Tragicomedy
In college, I learned about “tragicomedy” when I studied Samuel Beckett’s play Waiting for Godot, which was first performed in 1953. Roughly, it is a constant mixture of tragedy and comedy and pathos and empathy and satire…sometimes a character’s saddest moment is what causes us to laugh. I took to the form right away.
Then last year, I started watching a show on the FX network called Baskets…it is a perfect example of tragicomedy; in fact, I think the show is perfect. Not for everyone, but that adds to its perfection…it doesn’t pander to an audience via formula, it doesn’t go for the easy series of jokes, it doesn’t rely on a laugh track. Baskets pools a group of characters in places and situations and then lets the tragedy and comedy of life unfold and intertwine. Sometimes the comedy is absurdist, over-the-top…like when the twin brothers Chip and Dale (both played by Zach Galifianakis) ruin their mother’s home in a senseless fight; sometimes the tragedy is shocking…like when Morpheus (Tobias Jelinek) makes a bad decision to dangle from the side of the train; and sometimes the tragedy is comic…like when the mother, Christine (Louie Anderson…no kidding) finally gives in to her pain at the death of her mother—her scene in the bank should win Anderson another Emmy.

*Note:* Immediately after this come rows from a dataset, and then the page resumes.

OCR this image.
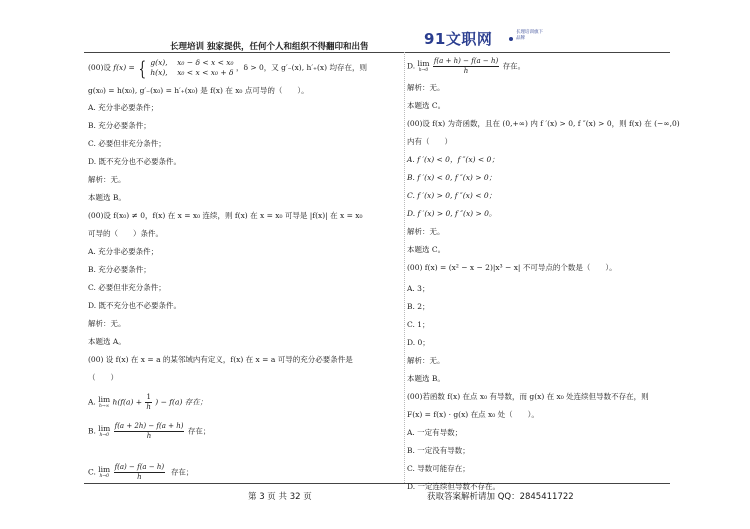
长理培训 独家提供，任何个人和组织不得翻印和出售	91文职网	长理培训旗下品牌
(00)设 f(x) = { g(x), x₀ − δ < x < x₀
h(x), x₀ < x < x₀ + δ
，δ > 0，又 g′₋(x), h′₊(x) 均存在，则
g(x₀) = h(x₀), g′₋(x₀) = h′₊(x₀) 是 f(x) 在 x₀ 点可导的（　　）。
A. 充分非必要条件；
B. 充分必要条件；
C. 必要但非充分条件；
D. 既不充分也不必要条件。
解析：无。
本题选 B。
(00)设 f(x₀) ≠ 0，f(x) 在 x = x₀ 连续，则 f(x) 在 x = x₀ 可导是 |f(x)| 在 x = x₀
可导的（　　）条件。
A. 充分非必要条件；
B. 充分必要条件；
C. 必要但非充分条件；
D. 既不充分也不必要条件。
解析：无。
本题选 A。
(00) 设 f(x) 在 x = a 的某邻域内有定义，f(x) 在 x = a 可导的充分必要条件是
（　　）
A. lim
h→∞ $h(f(a) + \frac{1}{h}$ ) − f(a) 存在；
B. lim
h→0
$\frac{f(a + 2h) - f(a + h)}{h}$ 存在；
C. lim
h→0
$\frac{f(a) - f(a - h)}{h}$ 存在；
D. lim
h→0
$\frac{f(a + h) - f(a - h)}{h}$ 存在。
解析：无。
本题选 C。
(00)设 f(x) 为奇函数，且在 (0,+∞) 内 f ′(x) > 0, f ″(x) > 0，则 f(x) 在 (−∞,0)
内有（　　）
A. f ′(x) < 0，f ″(x) < 0；
B. f ′(x) < 0, f ″(x) > 0；
C. f ′(x) > 0, f ″(x) < 0；
D. f ′(x) > 0, f ″(x) > 0。
解析：无。
本题选 C。
(00) f(x) = (x² − x − 2)|x³ − x| 不可导点的个数是（　　）。
A. 3；
B. 2；
C. 1；
D. 0；
解析：无。
本题选 B。
(00)若函数 f(x) 在点 x₀ 有导数，而 g(x) 在 x₀ 处连续但导数不存在，则
F(x) = f(x) · g(x) 在点 x₀ 处（　　）。
A. 一定有导数；
B. 一定没有导数；
C. 导数可能存在；
D. 一定连续但导数不存在。
第 3 页 共 32 页	获取答案解析请加 QQ：2845411722
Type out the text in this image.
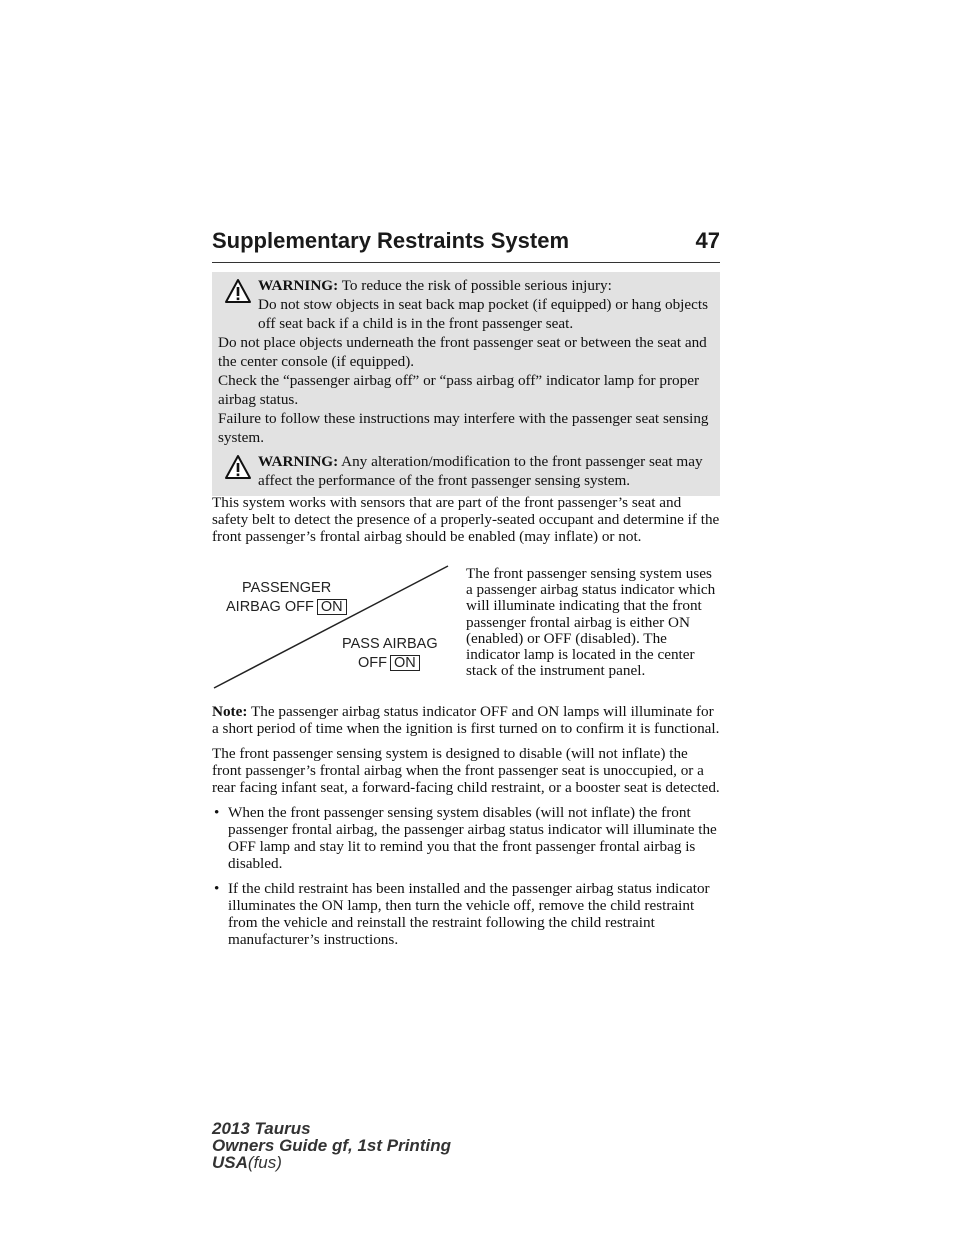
Supplementary Restraints System	47

WARNING: To reduce the risk of possible serious injury:

Do not stow objects in seat back map pocket (if equipped) or hang objects off seat back if a child is in the front passenger seat.

Do not place objects underneath the front passenger seat or between the seat and the center console (if equipped).

Check the “passenger airbag off” or “pass airbag off” indicator lamp for proper airbag status.

Failure to follow these instructions may interfere with the passenger seat sensing system.

WARNING: Any alteration/modification to the front passenger seat may affect the performance of the front passenger sensing system.

This system works with sensors that are part of the front passenger’s seat and safety belt to detect the presence of a properly-seated occupant and determine if the front passenger’s frontal airbag should be enabled (may inflate) or not.

PASSENGER
AIRBAG OFF ON
PASS AIRBAG
OFF ON
The front passenger sensing system uses a passenger airbag status indicator which will illuminate indicating that the front passenger frontal airbag is either ON (enabled) or OFF (disabled). The indicator lamp is located in the center stack of the instrument panel.

Note: The passenger airbag status indicator OFF and ON lamps will illuminate for a short period of time when the ignition is first turned on to confirm it is functional.

The front passenger sensing system is designed to disable (will not inflate) the front passenger’s frontal airbag when the front passenger seat is unoccupied, or a rear facing infant seat, a forward-facing child restraint, or a booster seat is detected.

• When the front passenger sensing system disables (will not inflate) the front passenger frontal airbag, the passenger airbag status indicator will illuminate the OFF lamp and stay lit to remind you that the front passenger frontal airbag is disabled.
• If the child restraint has been installed and the passenger airbag status indicator illuminates the ON lamp, then turn the vehicle off, remove the child restraint from the vehicle and reinstall the restraint following the child restraint manufacturer’s instructions.
2013 Taurus
Owners Guide gf, 1st Printing
USA(fus)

I find myself unable to appreciate the humor or the attraction of most other “sitcoms” today. I understand that they aren’t targeting me as their audience, but I wish they aimed higher for their own audiences…they should create a humor and characters and a story that bring their audience along for the quality. Many of today’s dramas seem to aim higher, seem to push the limits of drama and intrigue…but they can become intense; a friend’s recent comment claims that watching The Americans is, indeed, too intense. So where does that leave us when we want a good, comic, engaging show to watch? For me, Baskets has filled that void excellently: an innovative, tragicomic tone; expertly written; sensitively acted; always surprising.
In a nutshell, Baskets is about people who are more edgy than real, but too real to be ignored. The anchor to the story has been Christine, matriarch of the unlikely Baskets family, which includes her own twins Chip and Dale; her adopted twins Cody and Logan (Garry and Jason Clemmons); her mother, Grandma (Ivy Jones); and Chip’s ubiquitous friend, Martha (Martha Kelly). Even the smaller parts are strong and fresh, including Penelope (Sabina Sciubba) the French wife, Eddie (Ernest Adams) the rodeo owner, and Juggalo (Adam Zastrow) another would-be clown who ends up working at Arby’s.
The characters may come across at times as one-dimensional, because each has a focus of personality: Cody and Logan are millennial DJs; Dale runs a failing business college; Martha is an insurance adjuster; and Chip—ostensibly the center of the story—pursues his dream to be a clown, except that he realizes, “I don’t think clowns are needed as much since the world has become so clownish.” But like the overall mixture of tragedy and comedy throughout the show, each character surprises in any given episode with multiple dimensions. Chip proves to love his mother, despite his frustration with the apron strings; he is jealous of his twin and Martha, even though he dismisses them each regularly; he wants to pursue his dream, even though he recognizes that it is a nightmare.
Louie Anderson as Christine has proven to be a stroke of genius for creators Louis C.K., Zach Galifianakis, and Jonathan Krisel. Anderson won an Emmy and the Critics’ Choice Award for the show’s first season, partly based on the writing but certainly based on the depth and complexity of personality that he infuses into Christine. He credits his mother and his sisters for a lifetime of inspiration and raw material…but I believe that the richness of his performance comes directly through him, directly from his heart: it is too genuine to be an imitation.
Baskets has completed its second-season run of ten episodes, and I’m thrilled because it has been renewed for a third season. I admit that I had doubts during the very first episode…I remember thinking, “Is this going to come together? Is this going anywhere?” Part of what confused me—in hindsight—was the tragicomic mix of both story and characters. Soon my confusion gave way to fascination…and to laughter and tears. I re-watched the first season as a binge-frenzied preparation for the second season; it was even better the second time around, and then the second season was better than the first. Find it online and binge on it…it’s not for everyone, but it may be for you, too.